Figure 1. Transition of logic production to IC foundries. SOURCE: IC Insights
Intel is able to spend over $20B total each year on R&D and capex combined, observed McClean. “That’s a huge amount of resources and research that can be called upon to make those big leaps,” said McClean. “And there isn’t anyone at this time that can stick with that type of investment.” Though AMD will feel the pinch if Intel’s process gets too far ahead, McClean noted that Intel’s impact on the rest of the industry will not be too great because they are not huge competitors in other areas such as NAND Flash, or DRAM, nor is the company the leading foundry. Therefore, until Intel’s major product is not a microprocessor, McClean believes that it’s alright for the rest of the industry to make progress and to invest at a different rate. “Intel is unique, and sometimes it’s a mistake to judge the rest of the industry by what Intel is doing,” said McClean.
Turning attention to another industry heavyweight, McClean observed that Samsung is playing out the vertically integrated business model to perfection.
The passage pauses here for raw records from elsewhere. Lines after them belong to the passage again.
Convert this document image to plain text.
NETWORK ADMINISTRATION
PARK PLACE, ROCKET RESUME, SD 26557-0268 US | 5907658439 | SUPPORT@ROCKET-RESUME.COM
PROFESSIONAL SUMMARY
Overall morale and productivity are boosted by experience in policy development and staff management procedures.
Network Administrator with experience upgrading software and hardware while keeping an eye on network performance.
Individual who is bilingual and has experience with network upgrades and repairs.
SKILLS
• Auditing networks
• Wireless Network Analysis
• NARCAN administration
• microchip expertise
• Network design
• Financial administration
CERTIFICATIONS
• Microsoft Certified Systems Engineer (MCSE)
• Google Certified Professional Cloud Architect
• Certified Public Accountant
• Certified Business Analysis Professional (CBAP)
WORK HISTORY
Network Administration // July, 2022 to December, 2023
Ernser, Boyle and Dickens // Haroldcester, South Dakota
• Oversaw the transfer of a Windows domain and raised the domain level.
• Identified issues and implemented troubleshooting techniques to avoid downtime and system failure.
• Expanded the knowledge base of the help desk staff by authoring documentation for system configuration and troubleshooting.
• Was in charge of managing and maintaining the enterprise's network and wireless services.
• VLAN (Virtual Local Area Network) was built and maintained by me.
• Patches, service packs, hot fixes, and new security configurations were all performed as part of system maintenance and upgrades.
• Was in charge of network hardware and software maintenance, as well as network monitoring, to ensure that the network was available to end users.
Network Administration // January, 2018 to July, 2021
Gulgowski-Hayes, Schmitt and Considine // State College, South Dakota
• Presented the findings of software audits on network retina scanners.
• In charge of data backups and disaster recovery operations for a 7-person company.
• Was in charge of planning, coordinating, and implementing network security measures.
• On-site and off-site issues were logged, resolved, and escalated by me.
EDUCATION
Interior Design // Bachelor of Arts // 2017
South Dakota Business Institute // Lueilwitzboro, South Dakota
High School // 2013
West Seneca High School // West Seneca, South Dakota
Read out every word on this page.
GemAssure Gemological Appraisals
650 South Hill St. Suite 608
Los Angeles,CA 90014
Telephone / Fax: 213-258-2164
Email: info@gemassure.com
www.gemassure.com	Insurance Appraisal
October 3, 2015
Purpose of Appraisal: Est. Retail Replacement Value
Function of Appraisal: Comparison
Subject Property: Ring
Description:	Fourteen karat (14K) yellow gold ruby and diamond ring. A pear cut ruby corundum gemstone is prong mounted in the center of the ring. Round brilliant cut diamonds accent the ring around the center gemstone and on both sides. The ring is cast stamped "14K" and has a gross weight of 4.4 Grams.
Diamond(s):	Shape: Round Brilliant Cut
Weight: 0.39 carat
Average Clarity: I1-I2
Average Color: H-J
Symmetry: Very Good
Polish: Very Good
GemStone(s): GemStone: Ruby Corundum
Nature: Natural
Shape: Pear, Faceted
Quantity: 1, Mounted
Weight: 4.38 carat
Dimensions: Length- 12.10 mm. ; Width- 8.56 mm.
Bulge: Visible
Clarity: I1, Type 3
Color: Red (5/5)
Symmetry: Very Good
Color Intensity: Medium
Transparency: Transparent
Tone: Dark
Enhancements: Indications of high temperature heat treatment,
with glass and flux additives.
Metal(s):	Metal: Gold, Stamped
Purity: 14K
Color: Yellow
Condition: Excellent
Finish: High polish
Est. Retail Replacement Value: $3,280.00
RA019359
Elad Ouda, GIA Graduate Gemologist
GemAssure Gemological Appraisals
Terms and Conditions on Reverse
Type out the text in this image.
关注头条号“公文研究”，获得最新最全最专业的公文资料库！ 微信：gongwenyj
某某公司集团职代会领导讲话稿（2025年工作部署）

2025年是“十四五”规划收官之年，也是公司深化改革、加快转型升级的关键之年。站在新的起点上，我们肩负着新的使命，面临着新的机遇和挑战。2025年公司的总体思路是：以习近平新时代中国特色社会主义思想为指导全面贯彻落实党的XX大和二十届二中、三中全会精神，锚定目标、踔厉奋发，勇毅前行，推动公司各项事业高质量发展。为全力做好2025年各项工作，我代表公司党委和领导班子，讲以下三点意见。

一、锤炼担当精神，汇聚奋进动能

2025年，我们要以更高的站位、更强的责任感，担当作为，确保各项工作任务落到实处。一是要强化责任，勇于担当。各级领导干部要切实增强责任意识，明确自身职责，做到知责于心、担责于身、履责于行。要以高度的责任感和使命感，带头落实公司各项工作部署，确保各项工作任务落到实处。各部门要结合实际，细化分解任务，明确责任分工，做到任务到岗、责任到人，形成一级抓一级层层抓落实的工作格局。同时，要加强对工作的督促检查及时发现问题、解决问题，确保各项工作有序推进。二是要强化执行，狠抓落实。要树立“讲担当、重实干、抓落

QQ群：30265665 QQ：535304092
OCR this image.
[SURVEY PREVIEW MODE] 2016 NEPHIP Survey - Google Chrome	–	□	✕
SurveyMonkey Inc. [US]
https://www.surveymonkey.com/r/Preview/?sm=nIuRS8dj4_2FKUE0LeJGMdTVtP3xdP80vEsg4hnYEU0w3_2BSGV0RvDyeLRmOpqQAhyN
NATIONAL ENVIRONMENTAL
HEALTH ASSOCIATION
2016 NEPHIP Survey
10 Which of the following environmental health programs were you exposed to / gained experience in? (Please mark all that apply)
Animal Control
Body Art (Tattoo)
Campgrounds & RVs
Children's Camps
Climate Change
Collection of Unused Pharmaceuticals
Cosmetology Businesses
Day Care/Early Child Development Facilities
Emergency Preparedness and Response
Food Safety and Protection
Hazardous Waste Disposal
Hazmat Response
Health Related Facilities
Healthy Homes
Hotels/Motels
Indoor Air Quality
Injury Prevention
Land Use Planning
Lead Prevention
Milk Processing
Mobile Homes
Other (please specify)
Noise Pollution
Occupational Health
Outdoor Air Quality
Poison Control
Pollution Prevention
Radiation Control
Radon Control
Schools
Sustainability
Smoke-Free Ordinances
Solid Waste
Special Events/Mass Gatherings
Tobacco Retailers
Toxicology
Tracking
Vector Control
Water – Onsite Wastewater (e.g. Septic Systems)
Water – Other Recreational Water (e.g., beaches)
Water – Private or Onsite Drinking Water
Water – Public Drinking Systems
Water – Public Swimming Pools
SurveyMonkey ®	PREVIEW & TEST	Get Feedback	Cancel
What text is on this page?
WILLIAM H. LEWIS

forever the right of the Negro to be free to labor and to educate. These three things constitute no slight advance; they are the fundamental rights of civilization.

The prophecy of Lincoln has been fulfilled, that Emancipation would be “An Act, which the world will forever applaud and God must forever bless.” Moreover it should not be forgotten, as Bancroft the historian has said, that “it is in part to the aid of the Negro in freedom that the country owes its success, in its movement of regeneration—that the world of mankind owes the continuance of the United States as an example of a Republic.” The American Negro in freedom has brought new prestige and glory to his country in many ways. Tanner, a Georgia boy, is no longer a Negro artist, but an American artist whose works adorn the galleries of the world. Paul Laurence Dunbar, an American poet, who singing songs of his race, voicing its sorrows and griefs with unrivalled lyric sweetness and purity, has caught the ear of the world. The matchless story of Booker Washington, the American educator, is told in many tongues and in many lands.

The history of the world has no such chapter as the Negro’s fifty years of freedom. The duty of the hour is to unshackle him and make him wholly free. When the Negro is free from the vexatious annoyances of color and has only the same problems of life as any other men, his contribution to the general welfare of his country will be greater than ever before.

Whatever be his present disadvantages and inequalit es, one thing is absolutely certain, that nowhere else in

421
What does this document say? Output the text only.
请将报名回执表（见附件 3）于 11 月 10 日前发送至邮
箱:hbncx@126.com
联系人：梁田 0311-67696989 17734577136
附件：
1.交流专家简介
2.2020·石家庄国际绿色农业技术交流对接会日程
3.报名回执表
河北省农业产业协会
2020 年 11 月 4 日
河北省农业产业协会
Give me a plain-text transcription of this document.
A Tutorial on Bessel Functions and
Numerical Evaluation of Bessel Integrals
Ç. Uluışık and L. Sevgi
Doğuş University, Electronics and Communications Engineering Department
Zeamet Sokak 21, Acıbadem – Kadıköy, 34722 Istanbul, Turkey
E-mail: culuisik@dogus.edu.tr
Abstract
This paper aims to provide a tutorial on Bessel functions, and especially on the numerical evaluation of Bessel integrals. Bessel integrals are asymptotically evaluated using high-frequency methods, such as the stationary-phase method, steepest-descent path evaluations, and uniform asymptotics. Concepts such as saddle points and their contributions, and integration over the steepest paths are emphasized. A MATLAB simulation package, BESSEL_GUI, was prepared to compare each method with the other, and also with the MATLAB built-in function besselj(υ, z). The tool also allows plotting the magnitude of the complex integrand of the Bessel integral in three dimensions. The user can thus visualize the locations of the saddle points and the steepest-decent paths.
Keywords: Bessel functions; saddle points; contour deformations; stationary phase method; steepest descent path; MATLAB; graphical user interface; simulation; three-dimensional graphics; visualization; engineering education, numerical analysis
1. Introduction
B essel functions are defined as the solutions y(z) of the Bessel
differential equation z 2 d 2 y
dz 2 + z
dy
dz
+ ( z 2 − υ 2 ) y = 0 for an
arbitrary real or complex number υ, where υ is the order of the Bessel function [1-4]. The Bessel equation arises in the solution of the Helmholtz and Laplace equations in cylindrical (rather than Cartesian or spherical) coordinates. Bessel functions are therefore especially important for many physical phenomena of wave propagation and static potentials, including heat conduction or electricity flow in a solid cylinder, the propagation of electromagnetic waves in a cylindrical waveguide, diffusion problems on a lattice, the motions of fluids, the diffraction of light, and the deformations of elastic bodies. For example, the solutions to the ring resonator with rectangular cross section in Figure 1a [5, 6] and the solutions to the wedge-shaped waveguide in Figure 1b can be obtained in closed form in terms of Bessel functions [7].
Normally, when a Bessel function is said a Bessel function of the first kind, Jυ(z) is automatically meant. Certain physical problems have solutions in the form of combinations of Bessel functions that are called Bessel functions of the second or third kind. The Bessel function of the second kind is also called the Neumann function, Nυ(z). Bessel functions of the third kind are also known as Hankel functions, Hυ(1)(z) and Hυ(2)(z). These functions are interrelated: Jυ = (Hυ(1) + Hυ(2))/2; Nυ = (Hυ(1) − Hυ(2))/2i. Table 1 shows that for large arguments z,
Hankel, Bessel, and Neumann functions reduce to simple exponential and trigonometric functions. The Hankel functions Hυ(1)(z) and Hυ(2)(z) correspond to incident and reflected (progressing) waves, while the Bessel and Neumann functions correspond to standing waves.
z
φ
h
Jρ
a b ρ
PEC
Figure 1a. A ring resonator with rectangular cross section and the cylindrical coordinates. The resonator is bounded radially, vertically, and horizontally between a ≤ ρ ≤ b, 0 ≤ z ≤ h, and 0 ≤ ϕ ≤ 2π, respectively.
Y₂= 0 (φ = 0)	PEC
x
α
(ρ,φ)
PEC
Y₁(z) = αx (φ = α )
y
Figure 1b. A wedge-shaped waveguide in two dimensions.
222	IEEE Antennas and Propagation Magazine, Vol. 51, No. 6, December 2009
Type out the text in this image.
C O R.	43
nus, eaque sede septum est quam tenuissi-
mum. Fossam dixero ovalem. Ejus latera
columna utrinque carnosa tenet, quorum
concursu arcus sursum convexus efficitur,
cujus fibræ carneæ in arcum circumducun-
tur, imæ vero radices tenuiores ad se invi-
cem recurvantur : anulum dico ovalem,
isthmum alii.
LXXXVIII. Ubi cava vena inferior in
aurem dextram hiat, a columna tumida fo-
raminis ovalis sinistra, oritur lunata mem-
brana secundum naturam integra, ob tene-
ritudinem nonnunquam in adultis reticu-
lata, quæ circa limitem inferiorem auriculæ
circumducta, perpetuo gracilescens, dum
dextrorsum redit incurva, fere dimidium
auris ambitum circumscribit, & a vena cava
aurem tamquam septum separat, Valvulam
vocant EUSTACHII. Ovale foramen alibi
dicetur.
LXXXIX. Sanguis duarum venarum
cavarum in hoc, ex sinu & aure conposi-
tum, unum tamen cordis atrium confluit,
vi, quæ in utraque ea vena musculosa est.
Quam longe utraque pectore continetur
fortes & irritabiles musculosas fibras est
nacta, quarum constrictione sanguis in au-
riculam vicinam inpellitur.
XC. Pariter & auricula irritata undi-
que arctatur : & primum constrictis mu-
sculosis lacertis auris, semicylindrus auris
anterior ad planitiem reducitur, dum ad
A key factor to ensuring success with the vertically integrated model is for the people at the top to be behind it. The top executives have to be willing to invest during industry downturns so that when the business cycle goes up again, the company will have the market share, the experience, and new fabs ready to go. Without such support from the top, the model falls apart completely, explained McClean.
Wafer size transitions will impact both digital and analog
Wafer size transitions are not the sole province of the top 10 or so IC manufacturers and foundries that are expected to be able to move to 450mm manufacturing. Analog may be a different world, but McClean noted that even those device manufacturers are getting pressured to move from 200mm wafers to 300mm. “Almost all analog chips are made on 200mm wafers,” said McClean. But TI forced the issue of going to 300mm when it purchased Qimonda’s 300mm tools for very little money when that DRAM fab went out of business. As more companies feel the pressure to make the move to the next wafer size, business models are challenged, forcing adjustments (the familiar chorus of going fab-lite, or maybe even going out of business).
When asked to comment on the alphabet soup of 450mm consortia and whether it might be better to pool resources, McClean said that participants and different regions have their own agendas. For example, unless Intel builds a 450mm fab in Ireland, European equipment and materials suppliers will have no other indigenous European IC manufacturer at 450mm. What these suppliers want to avoid is being shut out of leading-edge production. “If you look 10 years down the road, almost all leading-edge digital will be on 450mm wafers,” said McClean. “If you’re not a supplier to that, you’re out.”
And speaking of being out of business: McClean observed that there are about 70 companies doing 200mm production, 30 companies doing 300mm, and fewer than 10 expected to do 450mm. “If that isn’t a consolidation, I don’t know what is,” he said. “Major structural changes are coming, and we’re right in the midst of it.”